Rabu, 22 Februari 2012

PERKEMBANGAN SUPERVISI PENDIDIKAN


BAB I

A.    Pendahuluan
Semua negara dalam meningkatkan mutu sumber daya manusia berusaha keras agar dapat menerapkan standar dalam menyelenggarakan pendidikannya. Tiap negara berlomba menetapkan kriteria minimal pada berbagai komponen strategis agar memenuhi standar mutu minimal sebagai modal dasar untuk mengembangkan persaingan. Keberhasilannya diukur dengan indikator-indikator yang paling strategis sehingga menggambarkan hasil nyata sebagai komponen utama penentu daya saing. Upaya meningkatkan mutu itu tidaklah mudah, demikian pakar mutu menyatakan kesungguhannya. Meningkatkan mutu perlu rumusan pikiran tentang apa yang hendak ditingkatkan, memilih bagian yang paling dibutuhkan pelanggan, dan menghasilkan produk kegiatan yang paling unggul di antara produk sejenis.

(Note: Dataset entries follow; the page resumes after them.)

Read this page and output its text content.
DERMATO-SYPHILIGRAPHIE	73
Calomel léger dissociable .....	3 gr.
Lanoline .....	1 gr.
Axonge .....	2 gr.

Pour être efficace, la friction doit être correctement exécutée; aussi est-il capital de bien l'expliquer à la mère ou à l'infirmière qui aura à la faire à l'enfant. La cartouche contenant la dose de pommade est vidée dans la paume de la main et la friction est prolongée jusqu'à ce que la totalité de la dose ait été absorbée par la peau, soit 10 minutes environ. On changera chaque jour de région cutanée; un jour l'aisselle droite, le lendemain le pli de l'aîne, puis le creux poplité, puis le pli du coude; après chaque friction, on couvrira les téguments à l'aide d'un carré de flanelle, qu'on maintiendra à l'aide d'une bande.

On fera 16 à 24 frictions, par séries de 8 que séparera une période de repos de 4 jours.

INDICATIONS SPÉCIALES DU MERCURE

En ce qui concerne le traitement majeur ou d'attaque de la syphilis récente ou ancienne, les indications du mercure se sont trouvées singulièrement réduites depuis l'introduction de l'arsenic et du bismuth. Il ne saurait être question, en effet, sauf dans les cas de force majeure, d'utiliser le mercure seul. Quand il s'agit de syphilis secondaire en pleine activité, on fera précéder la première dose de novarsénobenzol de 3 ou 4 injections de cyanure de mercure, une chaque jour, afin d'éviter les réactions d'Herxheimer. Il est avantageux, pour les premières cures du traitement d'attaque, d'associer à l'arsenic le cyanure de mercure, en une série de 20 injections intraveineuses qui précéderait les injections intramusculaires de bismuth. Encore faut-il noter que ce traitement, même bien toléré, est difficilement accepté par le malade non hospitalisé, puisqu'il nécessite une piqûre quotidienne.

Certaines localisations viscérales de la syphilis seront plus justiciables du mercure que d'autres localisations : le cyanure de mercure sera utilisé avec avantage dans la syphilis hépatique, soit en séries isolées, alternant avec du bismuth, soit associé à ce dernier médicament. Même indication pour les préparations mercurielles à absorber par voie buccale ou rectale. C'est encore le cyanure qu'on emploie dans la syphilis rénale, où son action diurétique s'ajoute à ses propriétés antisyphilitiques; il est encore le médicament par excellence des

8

Oleh karena itu, peningkatan mutu memerlukan ide baru yang datang dari pikiran cerdas, selalu mengandung bagian yang berbeda dari yang ada sebelumnya, menghasilkan bagian yang lebih sempurna, lebih bermanfaat, lebih mempermudah sehingga lebih diminati. Mutu memerlukan waktu, proses dan ketelatenan untuk mewujudkan ide-ide baru dengan baik sejak awal.

Tiap langkah dalam mewujudkan mutu memerlukan disiplin untuk selalu memenuhi seluruh persyaratan pekerjaan agar hasil yang diharapkan terwujud. Dalam sebuah lembaga mutu yang baik lahir dari disiplin bersama, tanggung jawab bersama, dan komitmen bersama.

Apakah Supervisi?

Supervisi yang merupakan salah satu strategi untuk memastikan bahwa seluruh langkah pada proses penyelenggaraan dan semua komponen hasil yang dicapai memenuhi target.

Supervisi adalah strategi manajemen yang terdiri atas serangkaian kegiatan untuk memastikan bahwa mutu yang diharapkan dalam proses perencanaan, pelaksanaan kegiatan, dan evaluasi memenuhi standar yang telah ditentukan.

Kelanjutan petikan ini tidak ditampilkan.